Stress responses allow cells to adapt to changes in external conditions by activating specific pathways¹. Here we investigate the dynamics of single cells that were subjected to acute stress that is too strong for a regulated response but not lethal. We show that when the growth of bacteria is arrested by acute transient exposure to strong inhibitors, the statistics of their regrowth dynamics can be predicted by a model for the cellular network that ignores most of the details of the underlying molecular interactions. We observed that the same stress, applied either abruptly or gradually, can lead to totally different recovery dynamics. By measuring the regrowth dynamics after stress exposure on thousands of cells, we show that the model can predict the outcome of antibiotic persistence measurements. Our results may account for the ubiquitous antibiotic persistence phenotype², as well as for the difficulty in attempts to link it to specific genes³. More generally, our approach suggests that two different cellular states can be observed under stress: a regulated state, which prepares cells for fast recovery, and a disrupted cellular state due to acute stress, with slow and heterogeneous recovery dynamics. The disrupted state may be described by general properties of large random networks rather than by specific pathway activation. Better understanding of the disrupted state could shed new light on the survival and evolution of cells under stress.

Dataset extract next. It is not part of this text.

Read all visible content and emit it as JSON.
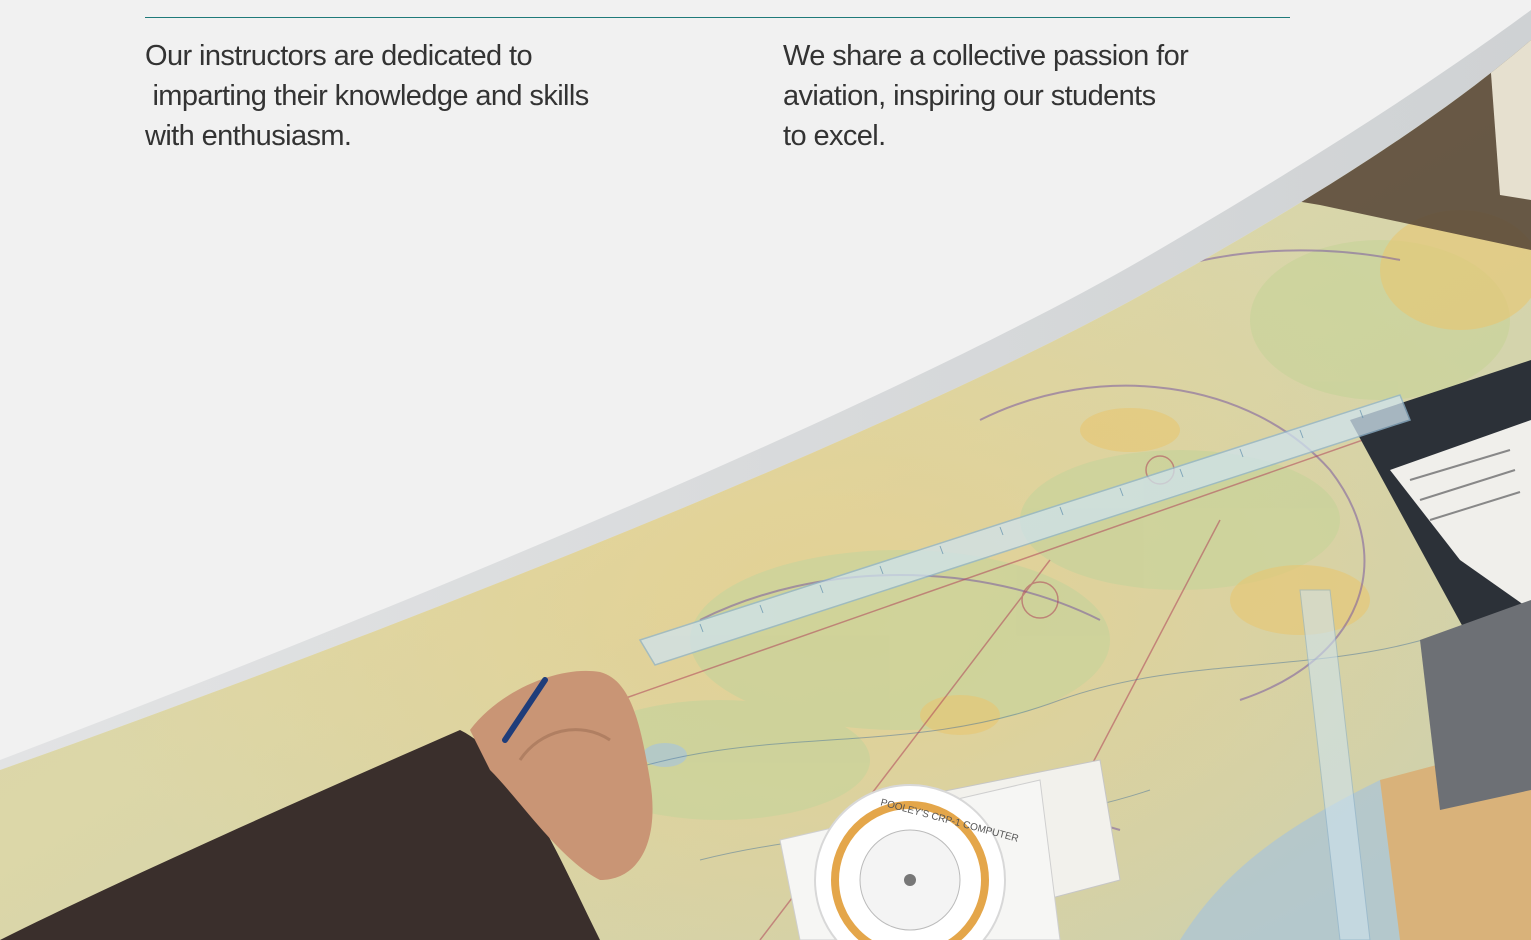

应激反应允许细胞通过激活特定途径来适应外部条件的变化¹. 在这里，我们研究了受到急性压力的单个细胞的动力学，这种压力对于调节反应来说太强了，但不是致命的。我们表明，当细菌的生长因急性短暂暴露于强抑制剂而停止时，其再生动力学的统计数据可以通过忽略基本分子相互作用的大部分细节的细胞网络模型来预测。我们观察到，突然或逐渐施加相同的压力会导致完全不同的恢复动态。通过测量数千个细胞在压力暴露后的再生动力学，我们表明该模型可以预测抗生素持久性测量的结果。我们的结果可能解释了普遍存在的抗生素持久性表型²，以及试图将其与特定基因联系起来的困难³。更一般地说，我们的方法表明，在压力下可以观察到两种不同的细胞状态：一种为细胞快速恢复做准备的调节状态，另一种是由于急性压力导致的细胞状态中断，恢复动态缓慢且不均匀。破坏状态可以通过大型随机网络的一般特性来描述，而不是通过特定的通路激活来描述。更好地了解被破坏的状态可以为细胞在压力下的生存和进化提供新的线索。